Concernant le Maire de Callian, ses amis politiques reconnaissaient que dans son courrier, sa bonne foi avait été surprise et qu’il ne fallait l’attribuer qu’à sa bonté naturelle ??

A propos de la tante Mme Vve Lieutaud, née Gras d’ Escragnolles, notre enquêteur, après lecture de la lettre de cette dernière, n’hésite pas à émettre tout d’abord, des doutes sur son auteur : il n’avait pas l’habitude de trouver chez une dame aussi âgée, une écriture aussi ferme. Il conclut même fermement qu’elle ne l’a pas rédigée attendu qu’elle ne sait ni lire ni écrire : dans son acte de mariage de 1822, comme dans un acte de donation de 1890, elle reconnait son incapacité… à signer. En outre, la donation nous apprend que les époux Lieutaud ont partagé entre leurs enfants trente trois immeubles …et qu’ils se sont réservés, leur vie durant la jouissance d’une maison d’habitation, ainsi qu’une pension de mille quatre cent francs réduite au décès du premier mourant à la somme de huit cent francs.

Mr Guirandy termine sa présentation par une boutade : Mme Vve Lieutaud vit à Escragnolles « Connaissez-vous Escragnolles ?  Je suis sûr que les rares parmi vous qui ont traversé ce charmant et frais pays de trois cent cinquante cinq  habitants, situé sur des plateaux dominants les sources de la Siagne à 1642 m d’altitude pensent avec moi qu’il doit être difficile à Mme Vve Lieutaud …de dépenser le montant de sa pension. »

Le Maire conclut la réunion en informant que le Préfet du Var a finalement approuvé les conditions de la succession Allongue à condition que le Bureau de Bienfaisance gère  directement ce legs.

Dans les faits, le Maire reste le gestionnaire du dossier car il est aussi Président de la Commission Administrative du Bureau de Bienfaisance

Dans les mois qui vont suivre, la gestion du dossier va se heurter aux exigences des Banques. Ainsi en réponse à un courrier du maire, le Gérant du Crédit Lyonnais a répondu qu’il ne pouvait se dessaisir des fonds provenant de la succession Allongue qu’après la production d’un …grand nombre de documents

Le  17 Février 1901, le dossier semble enfin débloqué, le Maire et le Bureau de Bienfaisance sont enfin en mesure de gérer les immeubles et les fonds de la succession.

1930 Avenue Allongue
2017 Avenue Allongue

Au cours du Conseil Municipal, le Maire proposera que « pour perpétuer la Mémoire du Bienfaiteur de nos pauvres ; la rue du Bas Cour sera appelée désormais : Avenue Allongue. »

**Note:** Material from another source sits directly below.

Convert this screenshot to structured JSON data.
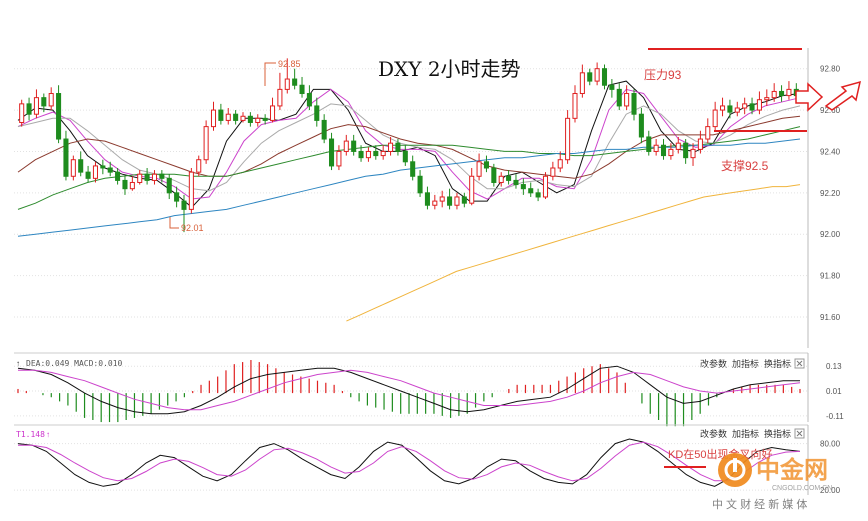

Le 2 Mars 1902,  le Maire confirme que comme prévu dans le testament, les pensions annuelles attribuées aux anciens serviteurs d’ A. M. Allongue : Antoine Dovetta et son fils Antoine Maximin (même prénom que A.M. Allongue ?) ainsi que Mme Marie Auguste Remy ont été prises en charge et régularisées par le Bureau de Bienfaisance.

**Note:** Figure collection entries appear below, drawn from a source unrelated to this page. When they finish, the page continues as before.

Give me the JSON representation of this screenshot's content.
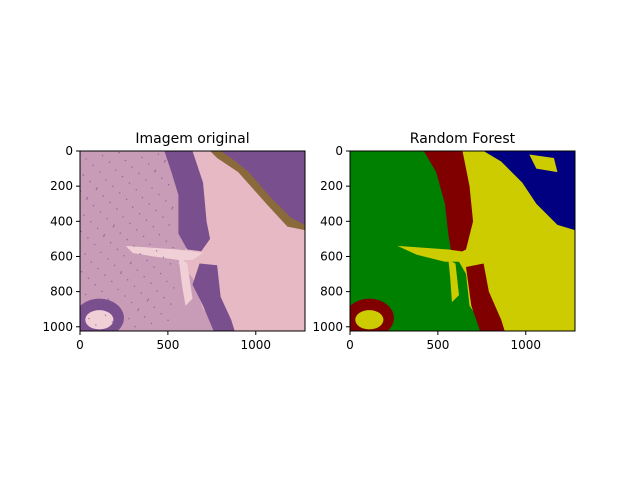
{
  "chart_data": [
    {
      "type": "image",
      "title": "Imagem original",
      "xlim": [
        0,
        1280
      ],
      "ylim": [
        1024,
        0
      ],
      "xticks": [
        0,
        500,
        1000
      ],
      "yticks": [
        0,
        200,
        400,
        600,
        800,
        1000
      ],
      "colors": {
        "background": "#e6b9c4",
        "tissue": "#7a4f8e",
        "tissue_light": "#c89bb7",
        "edge_brown": "#8a6a3a",
        "gap": "#f0d0d6"
      }
    },
    {
      "type": "heatmap",
      "title": "Random Forest",
      "xlim": [
        0,
        1280
      ],
      "ylim": [
        1024,
        0
      ],
      "xticks": [
        0,
        500,
        1000
      ],
      "yticks": [
        0,
        200,
        400,
        600,
        800,
        1000
      ],
      "colors": {
        "green": "#008000",
        "dark_red": "#800000",
        "yellow": "#cccc00",
        "navy": "#000080"
      }
    }
  ]
}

L’analyse des documents a également montré toute la générosité d’ A.M. Allongue : plus de sept familles de Callian et Escragnolles avaient des dettes envers le défunt. Mr Sarlin propose de surseoir à leur recouvrement et de ne pas engager des poursuites onéreuses qui n’aboutiraient à aucun résultat.

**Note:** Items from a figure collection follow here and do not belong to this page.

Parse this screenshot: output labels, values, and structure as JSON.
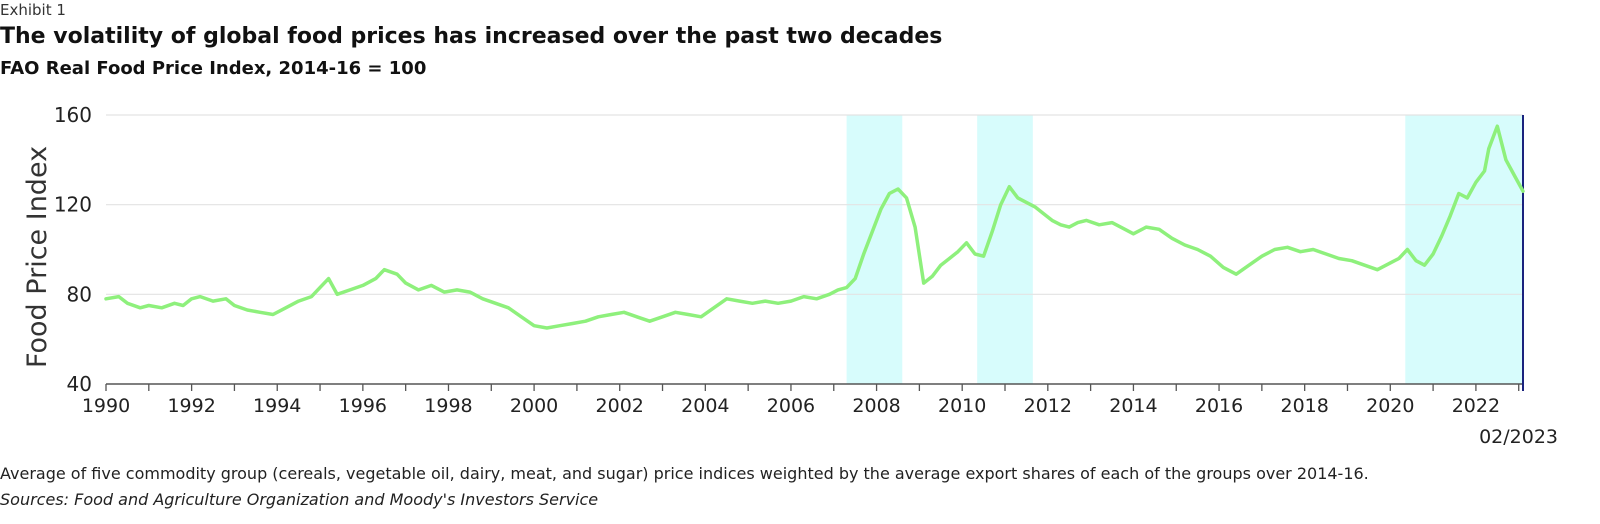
{
  "header": {
    "exhibit": "Exhibit 1",
    "title": "The volatility of global food prices has increased over the past two decades",
    "subtitle": "FAO Real Food Price Index, 2014-16 = 100"
  },
  "footer": {
    "note": "Average of five commodity group (cereals, vegetable oil, dairy, meat, and sugar) price indices weighted by the average export shares of each of the groups over 2014-16.",
    "source": "Sources: Food and Agriculture Organization and Moody's Investors Service"
  },
  "chart_data": {
    "type": "line",
    "title": "",
    "xlabel": "",
    "ylabel": "Food Price Index",
    "xlim": [
      1990,
      2023.1
    ],
    "ylim": [
      40,
      160
    ],
    "yticks": [
      40,
      80,
      120,
      160
    ],
    "xticks": [
      1990,
      1992,
      1994,
      1996,
      1998,
      2000,
      2002,
      2004,
      2006,
      2008,
      2010,
      2012,
      2014,
      2016,
      2018,
      2020,
      2022
    ],
    "end_marker": {
      "x": 2023.1,
      "label": "02/2023"
    },
    "grid": true,
    "legend": "none",
    "colors": {
      "line": "#8ef07c",
      "shade": "#d7fcfc",
      "end_marker": "#1a237e",
      "grid": "#e3e3e3",
      "axis": "#555555"
    },
    "shaded_periods": [
      [
        2007.3,
        2008.6
      ],
      [
        2010.35,
        2011.65
      ],
      [
        2020.35,
        2023.1
      ]
    ],
    "series": [
      {
        "x": [
          1990.0,
          1990.3,
          1990.5,
          1990.8,
          1991.0,
          1991.3,
          1991.6,
          1991.8,
          1992.0,
          1992.2,
          1992.5,
          1992.8,
          1993.0,
          1993.3,
          1993.6,
          1993.9,
          1994.2,
          1994.5,
          1994.8,
          1995.0,
          1995.2,
          1995.4,
          1995.7,
          1996.0,
          1996.3,
          1996.5,
          1996.8,
          1997.0,
          1997.3,
          1997.6,
          1997.9,
          1998.2,
          1998.5,
          1998.8,
          1999.1,
          1999.4,
          1999.7,
          2000.0,
          2000.3,
          2000.6,
          2000.9,
          2001.2,
          2001.5,
          2001.8,
          2002.1,
          2002.4,
          2002.7,
          2003.0,
          2003.3,
          2003.6,
          2003.9,
          2004.2,
          2004.5,
          2004.8,
          2005.1,
          2005.4,
          2005.7,
          2006.0,
          2006.3,
          2006.6,
          2006.9,
          2007.1,
          2007.3,
          2007.5,
          2007.7,
          2007.9,
          2008.1,
          2008.3,
          2008.5,
          2008.7,
          2008.9,
          2009.1,
          2009.3,
          2009.5,
          2009.7,
          2009.9,
          2010.1,
          2010.3,
          2010.5,
          2010.7,
          2010.9,
          2011.1,
          2011.3,
          2011.5,
          2011.7,
          2011.9,
          2012.1,
          2012.3,
          2012.5,
          2012.7,
          2012.9,
          2013.2,
          2013.5,
          2013.8,
          2014.0,
          2014.3,
          2014.6,
          2014.9,
          2015.2,
          2015.5,
          2015.8,
          2016.1,
          2016.4,
          2016.7,
          2017.0,
          2017.3,
          2017.6,
          2017.9,
          2018.2,
          2018.5,
          2018.8,
          2019.1,
          2019.4,
          2019.7,
          2020.0,
          2020.2,
          2020.4,
          2020.6,
          2020.8,
          2021.0,
          2021.2,
          2021.4,
          2021.6,
          2021.8,
          2022.0,
          2022.2,
          2022.3,
          2022.5,
          2022.7,
          2022.9,
          2023.1
        ],
        "values": [
          78,
          79,
          76,
          74,
          75,
          74,
          76,
          75,
          78,
          79,
          77,
          78,
          75,
          73,
          72,
          71,
          74,
          77,
          79,
          83,
          87,
          80,
          82,
          84,
          87,
          91,
          89,
          85,
          82,
          84,
          81,
          82,
          81,
          78,
          76,
          74,
          70,
          66,
          65,
          66,
          67,
          68,
          70,
          71,
          72,
          70,
          68,
          70,
          72,
          71,
          70,
          74,
          78,
          77,
          76,
          77,
          76,
          77,
          79,
          78,
          80,
          82,
          83,
          87,
          98,
          108,
          118,
          125,
          127,
          123,
          110,
          85,
          88,
          93,
          96,
          99,
          103,
          98,
          97,
          108,
          120,
          128,
          123,
          121,
          119,
          116,
          113,
          111,
          110,
          112,
          113,
          111,
          112,
          109,
          107,
          110,
          109,
          105,
          102,
          100,
          97,
          92,
          89,
          93,
          97,
          100,
          101,
          99,
          100,
          98,
          96,
          95,
          93,
          91,
          94,
          96,
          100,
          95,
          93,
          98,
          106,
          115,
          125,
          123,
          130,
          135,
          145,
          155,
          140,
          133,
          126
        ]
      }
    ]
  }
}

Le 21 Avril, le dossier arrive à sa  conclusion : le résultat de la succession au 31 Mars 1902 est de 154 800 Francs que le Bureau de Bienfaisance distribuera aux pauvres..

Conclusion : C’est ainsi qu’ aujourd’hui une rue de Lorgues porte le nom de Avenue Allongue mais le plus étonnant dans ce dossier c’est que dans les archives de la Mairie de Lorgues, nous n’avons rien trouvé sur l’origine de la fortune d’Antoine Maximin Allongue .Certes certains auteurs comme René Brun, Louis Nardin et Alain Marcel nous ont transmis une piste qui semble passionnante mais nous faisons appel à la mémoire de nos anciens pour la valider et la documenter.

* Combien représentait en 1900 la somme de 500 000 francs ? Pour en avoir une idée, il suffit de noter qu’ à cette même époque, la municipalité de Lorgues offrit la somme de 60 000 francs pour racheter à Lorgues le Couvent des Ursulines et que 1kg de pain coûtait 0,38 franc.